Au cours des dernières décennies, la proportion d’étudiantes dans les écoles d’architecture espagnoles a augmenté considérablement, passant de 15% dans le courant des années 80 à plus de 50% aujourd’hui. Cependant, l’amélioration de la situation des femmes architectes dans le domaine professionnel n’est pas proportionnel à l’augmentation du nombre d’étudiantes. Dans le cas plus spécifique de la communauté autonome du Pays basque, c’est ce que met en évidence une étude de 2020 réalisée par l’architecte Verónica Benedet et financée par Emakunde (Instituto Vasco de la Mujer), qui démontre que «les femmes architectes au Pays basque subissent des inégalités de différentes ampleurs dans presque tous les domaines de l’architecture, tant dans les espaces d’enseignement et de recherche que dans le libre exercice de la profession, dans les fonctions dirigeantes et, fondamentalement, dans la reconnaissance sociale de leurs contributions.» Le plan d’études des écoles d’architecture est le reflet de cette situation, qui demeure centré sur l’idée de génie et auteur individuel, et occulte la contribution et l’héritage des femmes architectes à travers l’histoire, laissant ainsi les étudiantes sans références féminines. D’autre part, ce même plan d’études continue d’afficher une prédilection pour l’aspect formel de constructions nouvelles, délaissant d’autres thématiques comme la réhabilitation ou la rénovation, tout en oubliant la dimension sociale de l’architecture.

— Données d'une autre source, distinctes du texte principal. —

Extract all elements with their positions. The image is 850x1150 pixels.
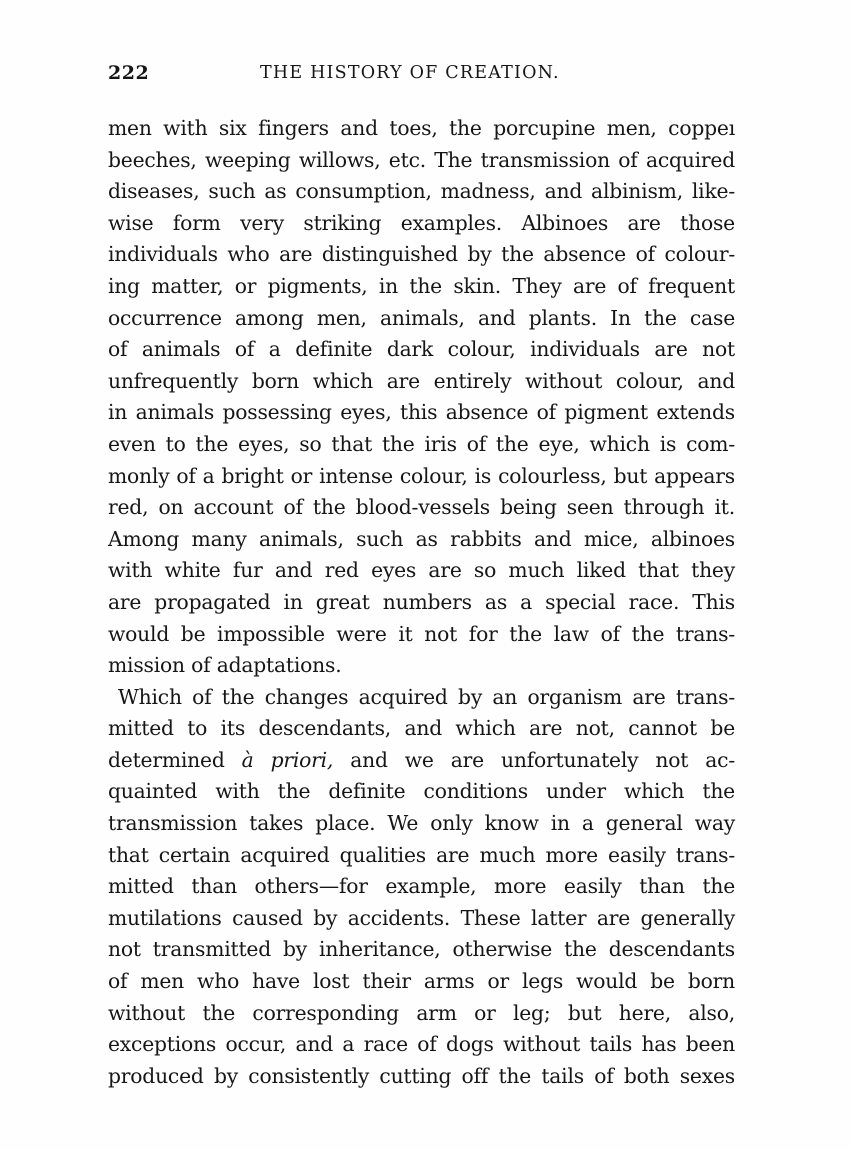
text-line: occurrence among men, animals, and plants. In the case <box>108 305 735 330</box>
text-line: mission of adaptations. <box>108 653 342 678</box>
body-text <box>108 113 735 1092</box>
text-line: exceptions occur, and a race of dogs without tails has been <box>108 1032 735 1057</box>
text-line: in animals possessing eyes, this absence of pigment extends <box>108 400 735 425</box>
text-line: mitted than others—for example, more easily than the <box>108 874 735 899</box>
text-line: diseases, such as consumption, madness, and albinism, like- <box>108 179 735 204</box>
text-line: even to the eyes, so that the iris of the eye, which is com- <box>108 431 735 456</box>
text-line: beeches, weeping willows, etc. The transmission of acquired <box>108 147 735 172</box>
text-line: Among many animals, such as rabbits and mice, albinoes <box>108 526 735 551</box>
text-line: of animals of a definite dark colour, individuals are not <box>108 337 735 362</box>
text-segment: and we are unfortunately not ac- <box>333 747 735 772</box>
text-line: with white fur and red eyes are so much liked that they <box>108 558 735 583</box>
text-line: mitted to its descendants, and which are not, cannot be <box>108 716 735 741</box>
text-segment: determined <box>108 747 242 772</box>
running-title: THE HISTORY OF CREATION. <box>260 63 560 83</box>
italic-phrase: à priori, <box>241 747 334 772</box>
text-line: produced by consistently cutting off the tails of both sexes <box>108 1063 735 1088</box>
text-line: wise form very striking examples. Albinoes are those <box>108 210 735 235</box>
text-line: of men who have lost their arms or legs would be born <box>108 969 735 994</box>
text-line-with-italic <box>108 745 735 777</box>
text-line: that certain acquired qualities are much more easily trans- <box>108 842 735 867</box>
page-number: 222 <box>108 62 150 84</box>
text-line: mutilations caused by accidents. These latter are generally <box>108 905 735 930</box>
text-line: Which of the changes acquired by an organism are trans- <box>118 684 735 709</box>
text-line: quainted with the definite conditions under which the <box>108 779 735 804</box>
text-line: not transmitted by inheritance, otherwise the descendants <box>108 937 735 962</box>
text-line: individuals who are distinguished by the absence of colour- <box>108 242 735 267</box>
paragraph-2 <box>108 682 735 1093</box>
text-line: transmission takes place. We only know in a general way <box>108 811 735 836</box>
text-line: ing matter, or pigments, in the skin. They are of frequent <box>108 273 735 298</box>
text-line: red, on account of the blood-vessels being seen through it. <box>108 495 735 520</box>
running-head <box>108 62 735 92</box>
text-line: are propagated in great numbers as a special race. This <box>108 589 735 614</box>
text-line: without the corresponding arm or leg; but here, also, <box>108 1000 735 1025</box>
text-line: unfrequently born which are entirely without colour, and <box>108 368 735 393</box>
text-line: would be impossible were it not for the law of the trans- <box>108 621 735 646</box>
text-line: men with six fingers and toes, the porcupine men, coppeı <box>108 116 735 140</box>
text-line: monly of a bright or intense colour, is colourless, but appears <box>108 463 735 488</box>
paragraph-1 <box>108 113 735 682</box>
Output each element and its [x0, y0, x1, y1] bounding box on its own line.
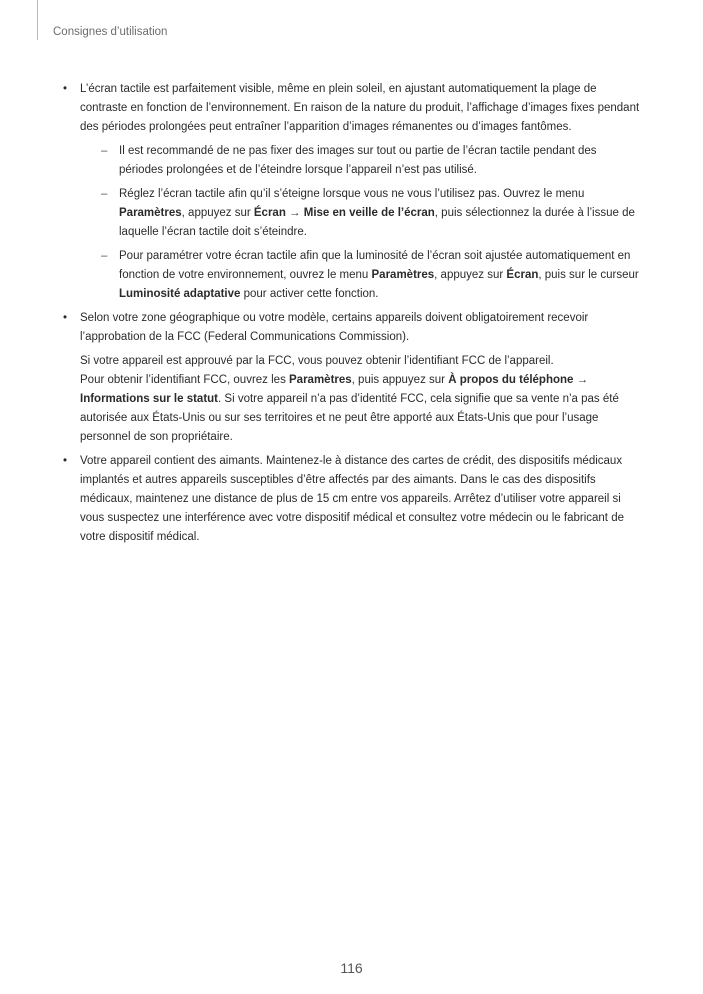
dash-marker: – — [101, 250, 108, 262]
menu-about-phone: À propos du téléphone — [448, 374, 574, 386]
bullet-item-screen — [61, 80, 641, 304]
bullet-text: L’écran tactile est parfaitement visible, même en plein soleil, en ajustant automatiquement la plage de contraste en fonction de l’environnement. En raison de la nature du produit, l’affichage d’images fixes pendant des périodes prolongées peut entraîner l’apparition d’images rémanentes ou d’images fantômes. — [80, 83, 640, 133]
menu-display: Écran — [253, 207, 286, 219]
menu-screen-timeout: Mise en veille de l’écran — [303, 207, 435, 219]
page-number: 116 — [340, 960, 363, 976]
menu-status-information: Informations sur le statut — [80, 393, 219, 405]
sub-item-avoid-fixed-images — [80, 142, 641, 180]
arrow-text: → — [285, 207, 304, 219]
sub-item-text: Il est recommandé de ne pas fixer des images sur tout ou partie de l’écran tactile pendant des périodes prolongées et de l’éteindre lorsque l’appareil n’est pas utilisé. — [119, 145, 597, 176]
bullet-marker: • — [63, 455, 68, 467]
menu-adaptive-brightness: Luminosité adaptative — [119, 288, 241, 300]
fcc-text: . Si votre appareil n’a pas d’identité FCC, cela signifie que sa vente n’a pas été autorisée aux États-Unis ou sur ses territoires et ne peut être apporté aux États-Unis que pour l’usage personnel de son propriétaire. — [80, 393, 619, 443]
sub-text: , appuyez sur — [434, 269, 507, 281]
bullet-item-magnets — [61, 452, 641, 547]
sub-text: Pour paramétrer votre écran tactile afin que la luminosité de l’écran soit ajustée automatiquement en fonction de votre environnement, ouvrez le menu — [119, 250, 631, 281]
page-content — [61, 80, 641, 547]
menu-settings: Paramètres — [371, 269, 435, 281]
menu-display: Écran — [506, 269, 539, 281]
fcc-text: , puis appuyez sur — [351, 374, 449, 386]
bullet-text: Selon votre zone géographique ou votre modèle, certains appareils doivent obligatoirement recevoir l’approbation de la FCC (Federal Communications Commission). — [80, 312, 589, 343]
fcc-line: Si votre appareil est approuvé par la FCC, vous pouvez obtenir l’identifiant FCC de l’appareil. — [80, 355, 554, 367]
dash-marker: – — [101, 188, 108, 200]
bullet-text: Votre appareil contient des aimants. Maintenez-le à distance des cartes de crédit, des dispositifs médicaux implantés et autres appareils susceptibles d’être affectés par des aimants. Dans le cas des dispositifs médicaux, maintenez une distance de plus de 15 cm entre vos appareils. Arrêtez d’utiliser votre appareil si vous suspectez une interférence avec votre dispositif médical et consultez votre médecin ou le fabricant de votre dispositif médical. — [80, 455, 624, 543]
section-header: Consignes d’utilisation — [53, 26, 168, 38]
sub-item-adaptive-brightness — [80, 247, 641, 304]
sub-text: Réglez l’écran tactile afin qu’il s’éteigne lorsque vous ne vous l’utilisez pas. Ouvrez le menu — [119, 188, 585, 200]
sub-text: , appuyez sur — [181, 207, 254, 219]
sub-text: , puis sur le curseur — [538, 269, 639, 281]
sub-text: pour activer cette fonction. — [240, 288, 379, 300]
fcc-text: Pour obtenir l’identifiant FCC, ouvrez les — [80, 374, 290, 386]
sub-item-screen-timeout — [80, 185, 641, 242]
header-divider — [37, 0, 38, 40]
bullet-marker: • — [63, 83, 68, 95]
bullet-item-fcc — [61, 309, 641, 447]
menu-settings: Paramètres — [119, 207, 182, 219]
arrow-text: → — [573, 374, 589, 386]
menu-settings: Paramètres — [289, 374, 352, 386]
fcc-paragraph — [80, 352, 641, 447]
sub-text: , puis sélectionnez la durée à l’issue de laquelle l’écran tactile doit s’éteindre. — [119, 207, 635, 238]
bullet-marker: • — [63, 312, 68, 324]
dash-marker: – — [101, 145, 108, 157]
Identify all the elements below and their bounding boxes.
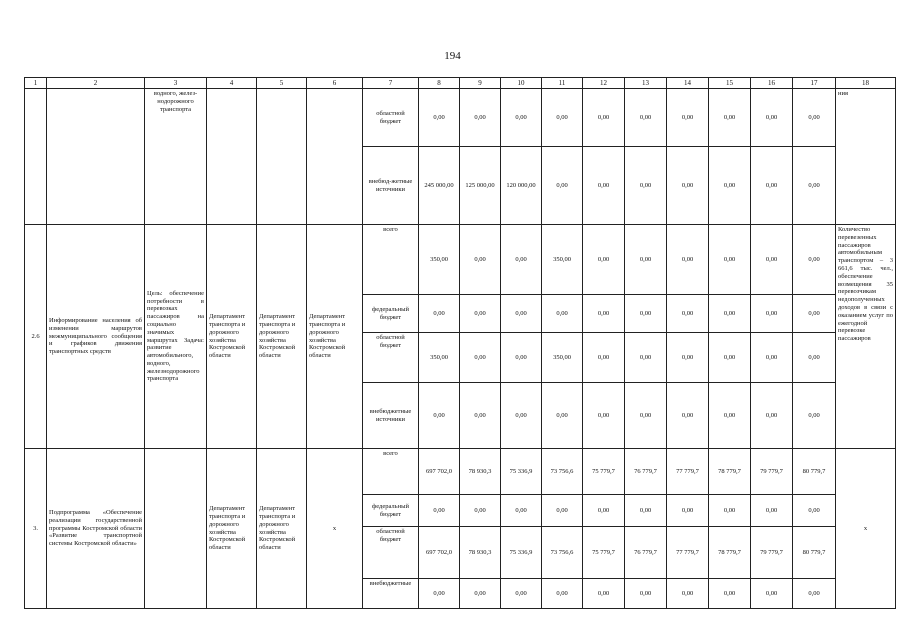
executor-cell: Департамент транспорта и дорожного хозяйства Костромской области [307, 225, 363, 449]
column-number: 2 [47, 78, 145, 89]
column-number: 9 [460, 78, 501, 89]
funding-source: федеральный бюджет [363, 495, 419, 527]
value-cell: 73 756,6 [542, 527, 583, 579]
value-cell: 0,00 [751, 89, 793, 147]
budget-table [24, 77, 896, 609]
value-cell: 0,00 [625, 579, 667, 609]
funding-source: областной бюджет [363, 333, 419, 383]
value-cell: 0,00 [583, 295, 625, 333]
value-cell: 79 779,7 [751, 449, 793, 495]
value-cell: 125 000,00 [460, 147, 501, 225]
value-cell: 0,00 [793, 89, 836, 147]
indicator-cell: Количество перевезенных пассажиров автомобильным транспортом – 3 661,6 тыс. чел., обеспечение возмещения 35 перевозчикам недополученных доходов в связи с оказанием услуг по ежегодной перевозке пассажиров [836, 225, 896, 449]
value-cell: 78 779,7 [709, 449, 751, 495]
executor-cell: Департамент транспорта и дорожного хозяйства Костромской области [207, 225, 257, 449]
goal-cell: Цель: обеспечение потребности в перевозках пассажиров на социально значимых маршрутах Задача: развитие автомобильного, водного, железнодорожного транспорта [145, 225, 207, 449]
value-cell: 0,00 [667, 147, 709, 225]
column-number: 16 [751, 78, 793, 89]
funding-source: областной бюджет [363, 89, 419, 147]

Une fois sorties des écoles, il s’agit pour les femmes de s’adapter et de trouver leur place dans un monde professionnel masculinisé, au sein duquel les hommes continuent d’incarner la sécurité et le professionnalisme aux yeux de nombreux clients, et où l’autorité des femmes architectes est souvent remise en cause. Outre les discriminations et la précarité subies par de nombreuses femmes, la passion exclusive pour le métier, apprise et intériorisée dès la première année de leur parcours universitaire, fait que la plupart des femmes finissent par abandonner partiellement ou totalement leur carrière professionnelle devenue incompatible avec les tâches liées à la sphère domestique, qui leur incombent encore majoritairement (la moitié des femmes interrogées lors de l’étude portent encore seules la charge domestique). Les femmes disparaissent ainsi petit à petit des espaces de la profession. Le pourcentage de femmes dans les services d’architecture et d’ingénierie de la communauté autonome du Pays basque, ainsi que le pourcentage de femmes architectes basques inscrites à l’Ordre des architectes, est proche de 30 %. Pour ce qui est de l’école d’architecture ETSA de San Sebastián par exemple, seul 24 % du personnel enseignant et de recherche sont des femmes. Et le pourcentage de femmes récompensées par un prix architectural ou publiées est encore plus faible. Bien que l’étude de Verónica Benedet se concentre sur la communauté autonome du Pays basque, la situation décrite se répète ailleurs. Le combat de Denise Scott Brown pour sa reconnaissance est à cet égard assez évoquateur (voir à ce sujet un article du journal Le Monde), comme peut l’être aussi l’invisibilisation des pionnières de l’architecture à travers le monde (voir à ce sujet un article de Beaux Arts Magazine consacré aux femmes étudiant au Bauhaus).
Cette situation amène les femmes à rechercher des alternatives professionnelles liées à l’architecture et à la construction, mais dans lesquelles leur contribution ainsi que la perspective de genre sont prises en compte. Des pratiques professionnelles à dimension environnementale, sociale et culturelle, et où l’accent est mis sur le travail collectif, comme l’urbanisme inclusif, la réhabilitation, la restauration ou le réemploi, peuvent contribuer à déconstruire les canons androcentriques, donnant naissance à un autre type d’architecture, plus inclusive. Espérons que le monde du réemploi soit conscient de cette capacité de transformation!
L’étude “Arquitectas (in)VISIBLES en Euskadi” réalisée par Verónica Benedet, et qui sert de base à cet article, est disponible sur le site web de Emakunde. Des enquêtes similaires antérieures y sont citées, parmi lesquelles l’étude “Where Are the Women? Measuring Progress on Gender in Architecture” publiée par l’Association of Collegiate Schools of Architecture, ACSA (Etats-Unis et Canada), l’étude “Equity and Diversity in the Australian Architecture Profession: Women, Work and Leadership” publiée par Parlour (Australie), ainsi que le projet européen TRIGGER (Transforming Institutions by Gendering Contents and Gaining Equality in Research). Notons qu’il existe une Asociación de mujeres arquitectas de España (AMAE), une Union Internationale des Femmes Architectes (UIFA), fondée à Paris, ainsi que l’association européenne Yes We Plan!